I forgot the mention this again, but another way to solve it is similar
to xyz.openbmc_project.Inventory.Manager where you take a fully (or
partially) formed object as a method parameter and the process which
hosts Inventory.Manager hosts the object.  Settings could be done the
same way.  The issue is, again, having other processes know when to use
this new method and when to just update properties.

> > When all of our DBus objects were serial we likely never had this issue
> > because the request to read the properties (to send to the hypervisor)
> > would come behind the signal and subsequent property updates.  Now that
> > we're moving towards more ASIO we likely will see this kind of issue
> > more often.  I don't like it but we could certainly proposal a
> > 'SetMultiple' extension to org.freedesktop or create our own interface.
> 
> If you have properties that need to be set in lockstep with one
> another to be valid, I suspect that indicates that properties are not
> the right tool.  Redfish hits this a lot, where each resource is
> expected that any property is modifiable independently, and certain
> implementations need an atomic "unit" of update.  bmcweb doesn't want
> to have to cache properties that are collectively invalid right now,
> but might become valid in the future, so there's an impasse.  Who
> keeps the state while it's invalid?  Thus Far, that falls to the
> dbus-daemons to store.

Agreed.  This has also been a general statement  we've made in reviews
for new interfaces.  "If you need to update multiple properties, use
a method; if you are just updating a single property, update the property."

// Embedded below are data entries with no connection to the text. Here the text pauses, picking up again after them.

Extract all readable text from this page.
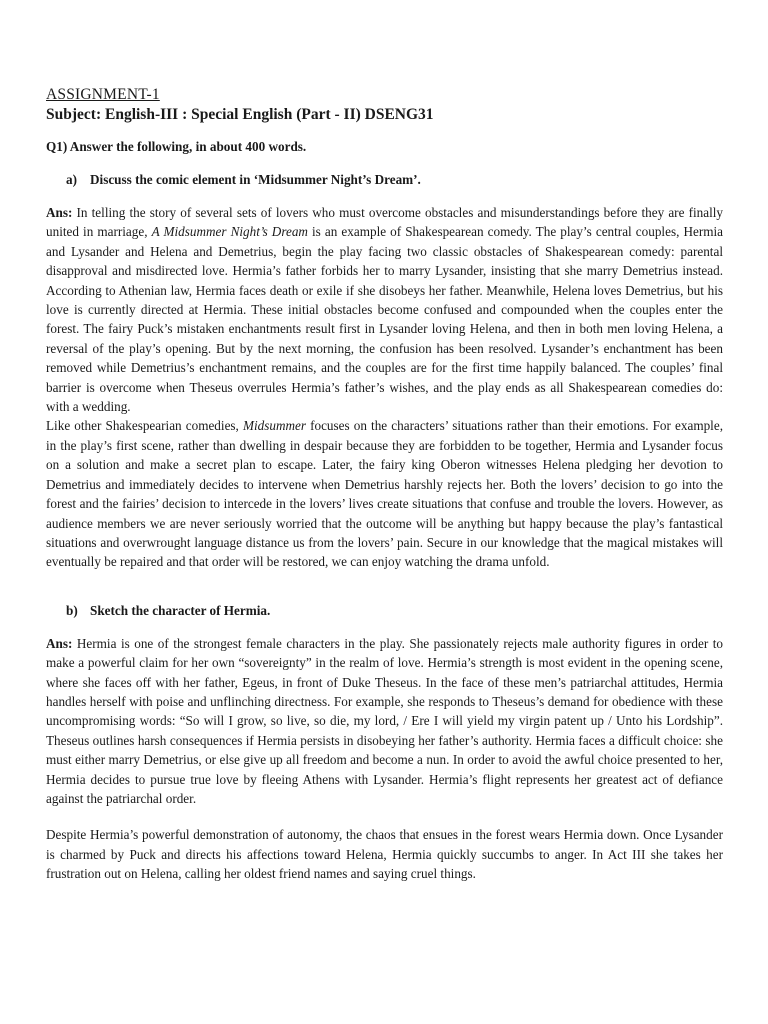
ASSIGNMENT-1

Subject: English-III : Special English (Part - II) DSENG31

Q1) Answer the following, in about 400 words.

a) Discuss the comic element in ‘Midsummer Night’s Dream’.

Ans: In telling the story of several sets of lovers who must overcome obstacles and misunderstandings before they are finally united in marriage, A Midsummer Night’s Dream is an example of Shakespearean comedy. The play’s central couples, Hermia and Lysander and Helena and Demetrius, begin the play facing two classic obstacles of Shakespearean comedy: parental disapproval and misdirected love. Hermia’s father forbids her to marry Lysander, insisting that she marry Demetrius instead. According to Athenian law, Hermia faces death or exile if she disobeys her father. Meanwhile, Helena loves Demetrius, but his love is currently directed at Hermia. These initial obstacles become confused and compounded when the couples enter the forest. The fairy Puck’s mistaken enchantments result first in Lysander loving Helena, and then in both men loving Helena, a reversal of the play’s opening. But by the next morning, the confusion has been resolved. Lysander’s enchantment has been removed while Demetrius’s enchantment remains, and the couples are for the first time happily balanced. The couples’ final barrier is overcome when Theseus overrules Hermia’s father’s wishes, and the play ends as all Shakespearean comedies do: with a wedding.

Like other Shakespearian comedies, Midsummer focuses on the characters’ situations rather than their emotions. For example, in the play’s first scene, rather than dwelling in despair because they are forbidden to be together, Hermia and Lysander focus on a solution and make a secret plan to escape. Later, the fairy king Oberon witnesses Helena pledging her devotion to Demetrius and immediately decides to intervene when Demetrius harshly rejects her. Both the lovers’ decision to go into the forest and the fairies’ decision to intercede in the lovers’ lives create situations that confuse and trouble the lovers. However, as audience members we are never seriously worried that the outcome will be anything but happy because the play’s fantastical situations and overwrought language distance us from the lovers’ pain. Secure in our knowledge that the magical mistakes will eventually be repaired and that order will be restored, we can enjoy watching the drama unfold.

b) Sketch the character of Hermia.

Ans: Hermia is one of the strongest female characters in the play. She passionately rejects male authority figures in order to make a powerful claim for her own “sovereignty” in the realm of love. Hermia’s strength is most evident in the opening scene, where she faces off with her father, Egeus, in front of Duke Theseus. In the face of these men’s patriarchal attitudes, Hermia handles herself with poise and unflinching directness. For example, she responds to Theseus’s demand for obedience with these uncompromising words: “So will I grow, so live, so die, my lord, / Ere I will yield my virgin patent up / Unto his Lordship”. Theseus outlines harsh consequences if Hermia persists in disobeying her father’s authority. Hermia faces a difficult choice: she must either marry Demetrius, or else give up all freedom and become a nun. In order to avoid the awful choice presented to her, Hermia decides to pursue true love by fleeing Athens with Lysander. Hermia’s flight represents her greatest act of defiance against the patriarchal order.

Despite Hermia’s powerful demonstration of autonomy, the chaos that ensues in the forest wears Hermia down. Once Lysander is charmed by Puck and directs his affections toward Helena, Hermia quickly succumbs to anger. In Act III she takes her frustration out on Helena, calling her oldest friend names and saying cruel things.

> > We could define an interface to implement something like Proposal #1,
> > but we would need a new interface and not a property we tack onto
> > existing interfaces.  We'd probably need to revisit a lot of our
> > interface definitions and see which ones typicallly have multi-property
> > updates and does an intermediate state leave us in a bad situation.
> >
> > Specifically for BIOS/Hypervisor settings, I mentioned before that it
> > isn't clear to me what the proposal is for applying Pending to Current.
> > Again, this isn't general, but we could define an interface specific for
> > BIOS/Hypervisor settings which has a way to indicate 'Pending
> > transaction is complete' (set by entities like Redfish) and 'Pending
> > values applied to Current' (set by entities like PLDM).  For the current
> > settings-style values though, this requires external interfaces to
> > somehow know that the setting is associated with the Host in order to do
> > the application, since BMC-owned properties won't have or need this.
> 
> Dumb question: Does anyone actually need to know the "current" value?
> Redfish certainly would need to return  the "pending" value in all
> cases, as it's required so the restful API emulates ACID-like
> compliance to the user.  Could we just have an optional interface that
> indicates "values might not be loaded yet" and simplify the dbus API a
> little?

I think this is generally for humans in the case of BIOS settings.
   - "What is the setting my system is currently running with?"
   - "What will happen next time I reboot?"

I don't know how this is modeled in Redfish.